In the US the situation is different. There is little doubt that President Trump (just roll that around your tongue for a while) would renege on his promise to build a wall along the US-Mexico border (it is laughably easy to imagine the press conference in which he insists he was speaking ‘metaphorically'). Nor, I suspect, would his demagoguery in point of Muslim immigration stand up to constitutional scrutiny. But the fact that he has made such statements at all means that we would be very unwise indeed to treat him as a rational actor. Trump is a buffoon, but buffoons can be dangerous, and the prospect of those stubby little fingers hovering over the red button is just too appalling to contemplate. I've had a conversation or two with people who regard the prospect of a Trump presidency as the social and economic emergency the American people will have to go through before they finally come to their senses and embrace the socialist alternative: ‘So much the worse, so much the better', as the Italian Red Brigades used to say, with characteristic callousness. Clearly, this is sinister horseshit.

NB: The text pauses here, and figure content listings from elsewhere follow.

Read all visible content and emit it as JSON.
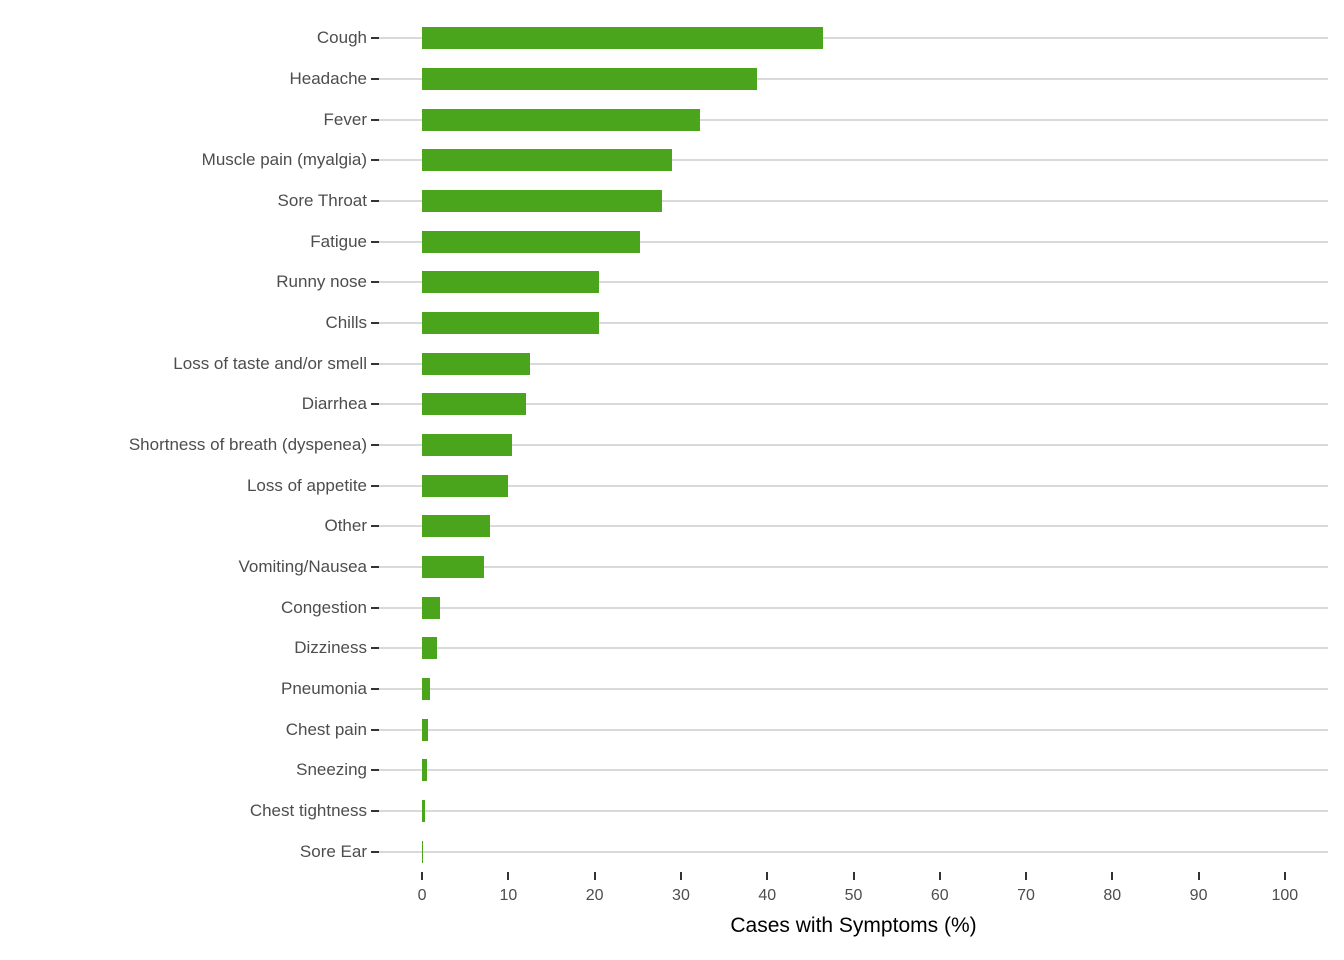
{
  "chart_data": {
    "type": "bar",
    "orientation": "horizontal",
    "title": "",
    "xlabel": "Cases with Symptoms (%)",
    "ylabel": "",
    "categories": [
      "Cough",
      "Headache",
      "Fever",
      "Muscle pain (myalgia)",
      "Sore Throat",
      "Fatigue",
      "Runny nose",
      "Chills",
      "Loss of taste and/or smell",
      "Diarrhea",
      "Shortness of breath (dyspenea)",
      "Loss of appetite",
      "Other",
      "Vomiting/Nausea",
      "Congestion",
      "Dizziness",
      "Pneumonia",
      "Chest pain",
      "Sneezing",
      "Chest tightness",
      "Sore Ear"
    ],
    "values": [
      46.5,
      38.8,
      32.2,
      29.0,
      27.8,
      25.3,
      20.5,
      20.5,
      12.5,
      12.0,
      10.4,
      9.9,
      7.9,
      7.2,
      2.1,
      1.7,
      0.9,
      0.7,
      0.6,
      0.3,
      0.15
    ],
    "x_ticks": [
      0,
      10,
      20,
      30,
      40,
      50,
      60,
      70,
      80,
      90,
      100
    ],
    "x_range_shown": [
      0,
      100
    ],
    "x_range_panel": [
      -5,
      105
    ],
    "grid": "horizontal-only",
    "legend": "none",
    "colors": {
      "bar": "#4ba51c",
      "gridline": "#d9d9d9",
      "tick_mark": "#333333",
      "tick_label": "#4d4d4d",
      "axis_title": "#000000",
      "background": "#ffffff"
    }
  }
}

Clinton, then, can stake a strong claim to the title of ‘lesser evil' in this instance. Though there is no guarantee that four years of Trump would be very much worse than four years of Clinton, there are good enough reasons to think that they would be, plus the potential for a major catastrophe if Trump really is as unstable as he sounds. What, then, can Sanders' supporters do to continue to make their influence felt?

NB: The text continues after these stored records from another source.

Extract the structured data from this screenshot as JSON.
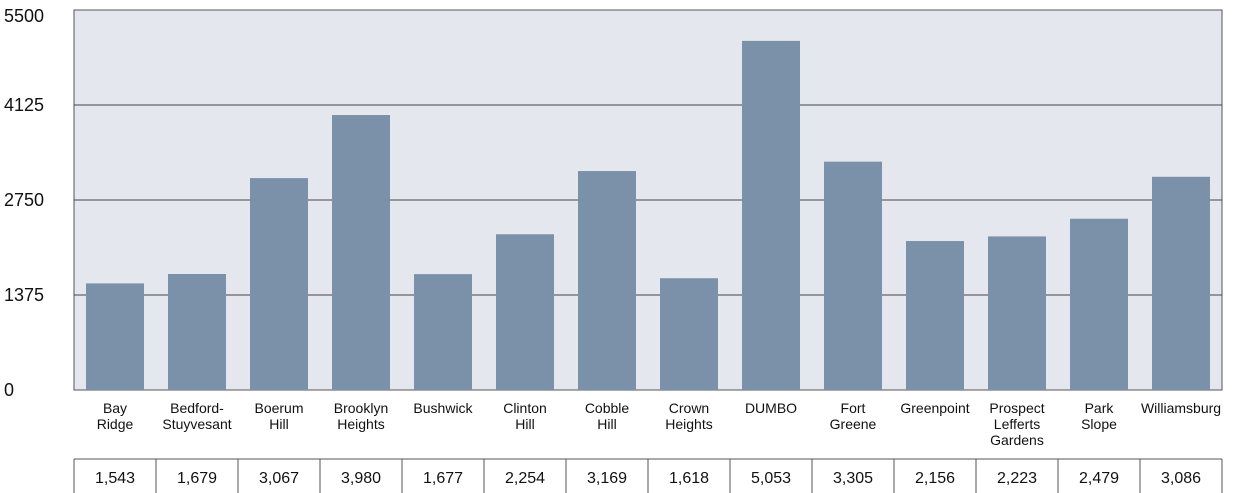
{
  "colors": {
    "plot_background": "#e4e8ee",
    "bar": "#7b91aa",
    "gridline": "#444444",
    "axis": "#555555",
    "text": "#111111"
  },
  "chart_data": {
    "type": "bar",
    "title": "",
    "xlabel": "",
    "ylabel": "",
    "ylim": [
      0,
      5500
    ],
    "yticks": [
      "0",
      "1375",
      "2750",
      "4125",
      "5500"
    ],
    "grid": true,
    "legend": "none",
    "categories": [
      [
        "Bay",
        "Ridge"
      ],
      [
        "Bedford-",
        "Stuyvesant"
      ],
      [
        "Boerum",
        "Hill"
      ],
      [
        "Brooklyn",
        "Heights"
      ],
      [
        "Bushwick"
      ],
      [
        "Clinton",
        "Hill"
      ],
      [
        "Cobble",
        "Hill"
      ],
      [
        "Crown",
        "Heights"
      ],
      [
        "DUMBO"
      ],
      [
        "Fort",
        "Greene"
      ],
      [
        "Greenpoint"
      ],
      [
        "Prospect",
        "Lefferts",
        "Gardens"
      ],
      [
        "Park",
        "Slope"
      ],
      [
        "Williamsburg"
      ]
    ],
    "values": [
      1543,
      1679,
      3067,
      3980,
      1677,
      2254,
      3169,
      1618,
      5053,
      3305,
      2156,
      2223,
      2479,
      3086
    ],
    "value_labels": [
      "1,543",
      "1,679",
      "3,067",
      "3,980",
      "1,677",
      "2,254",
      "3,169",
      "1,618",
      "5,053",
      "3,305",
      "2,156",
      "2,223",
      "2,479",
      "3,086"
    ]
  }
}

Well, one thing they can do – though it would take some organisation – is to make, say, three or four demands, and make support for the Democrats in the midterm elections dependent on the adoption of (say) two of them. In the event that Clinton would rather look tough than bow to pressure from the Sandernistas, they could call her bluff and abstain from voting, or even vote Republican. That last option may sound extreme, but it would have the advantage of showing the party establishment that the left cannot be taken for granted.
At any rate, the left needs to think very carefully about the balance between strategy and tactics. As the old political duopolies break apart and the political environment diversifies, neither blank cheques nor splendid isolation is going to change the ideological terrain in a way that will allow progressives to manoeuvre themselves into positions of power. Knowing when to don the rubber gloves, and when to take the gloves off, is the key to progress, and to the eventual elimination of both cholera and plague.